Monday, May. 05, 1975
Training for Togetherness
Welcomed by vodka toasts to U.S.Soviet friendship, American astronauts arrived in Russia last week to begin the final round of joint training exercises for next July's historic linkup of a U.S. Apollo and a Soviet Soyuz spacecraft. Both the American and Russian crews were confident that the flight would be successful; they all signed the jug of vodka, recorked it and promised to polish it off when they got back from orbit.
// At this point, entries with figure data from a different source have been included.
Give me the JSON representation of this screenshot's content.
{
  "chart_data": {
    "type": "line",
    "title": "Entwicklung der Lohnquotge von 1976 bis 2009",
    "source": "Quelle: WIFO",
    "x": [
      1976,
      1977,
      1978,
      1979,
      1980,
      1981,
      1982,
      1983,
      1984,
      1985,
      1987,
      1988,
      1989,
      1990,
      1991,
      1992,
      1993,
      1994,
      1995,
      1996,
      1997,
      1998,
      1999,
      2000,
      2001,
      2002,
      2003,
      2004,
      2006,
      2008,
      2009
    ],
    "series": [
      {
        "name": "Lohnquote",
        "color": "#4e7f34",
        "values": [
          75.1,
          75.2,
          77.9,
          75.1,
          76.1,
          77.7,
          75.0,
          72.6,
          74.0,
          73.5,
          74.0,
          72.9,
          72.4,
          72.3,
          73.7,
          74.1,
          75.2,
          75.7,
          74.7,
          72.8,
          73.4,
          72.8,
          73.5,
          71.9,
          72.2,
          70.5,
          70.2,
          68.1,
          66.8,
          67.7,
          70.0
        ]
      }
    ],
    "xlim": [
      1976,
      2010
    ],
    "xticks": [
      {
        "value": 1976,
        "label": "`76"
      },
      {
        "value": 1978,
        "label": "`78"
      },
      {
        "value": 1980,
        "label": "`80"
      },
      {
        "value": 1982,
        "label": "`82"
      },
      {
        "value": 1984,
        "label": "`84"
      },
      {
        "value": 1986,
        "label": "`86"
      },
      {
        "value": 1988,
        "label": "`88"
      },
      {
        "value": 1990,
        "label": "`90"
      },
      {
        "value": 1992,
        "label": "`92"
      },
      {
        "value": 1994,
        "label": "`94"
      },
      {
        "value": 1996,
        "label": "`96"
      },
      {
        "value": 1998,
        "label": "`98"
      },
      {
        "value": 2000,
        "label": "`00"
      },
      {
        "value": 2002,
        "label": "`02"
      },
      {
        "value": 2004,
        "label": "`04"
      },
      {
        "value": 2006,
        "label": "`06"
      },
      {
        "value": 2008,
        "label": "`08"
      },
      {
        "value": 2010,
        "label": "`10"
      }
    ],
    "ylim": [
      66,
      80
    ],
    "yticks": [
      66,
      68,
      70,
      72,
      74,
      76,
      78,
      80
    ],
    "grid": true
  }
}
In the Soyuz simulators at Star City, the cosmonaut training site outside Moscow, Astronauts Tom Stafford, Deke Slayton and Vance Brand joined Cosmonauts Aleksei Leonov and Valery Kubasov in practicing the maneuvering and docking of the two spacecraft. They crawled from one ship to another by passing through the "docking module" that links the spacecraft and acts as a decompression chamber (necessary because Soyuz and Apollo maintain different atmospheric pressures). The spacemen also rehearsed procedures they would follow in the event of such emergencies as a fire or loss of cabin pressure. At week's end the crews were preparing to leave for the Soviet launch center in Kazakhstan, which has never before been visited by U.S. astronauts.
To a large extent, the activities were a rerun of similar exercises last February at the Johnson Space Center in Houston, where NASA has set up comparable simulators. Last week NASA released the first photographs of these sessions, showing scenes that would have been unthinkable at the height of the space race: Russian and American spacemen sharing their rations, lying side by side on their couches and operating the controls of each other's craft.
Russian Reassurances. As preparations for the mission continued, some American officials were still worried over the failure of the latest Soyuz flight (TIME, April 21). The Russians sought to reassure them. Referring to the Soyuz's emergency landing near the Chinese border, Major General Vladimir Shatalov, chief of cosmonaut training, said: "Of course, no one would have conducted such a test on purpose. But the flight did help confirm the Soyuz spaceship's full potentialities--in particular, the ability to save crewmen's lives in an extraordinary situation." That may indeed be true. But if for any reason Soyuz does not make it into orbit, NASA will not be entirely unprepared. The space agency has quietly planned an alternative flight in which the U.S. team would try to rendezvous and dock with the abandoned Skylab space station, which is still circling the earth.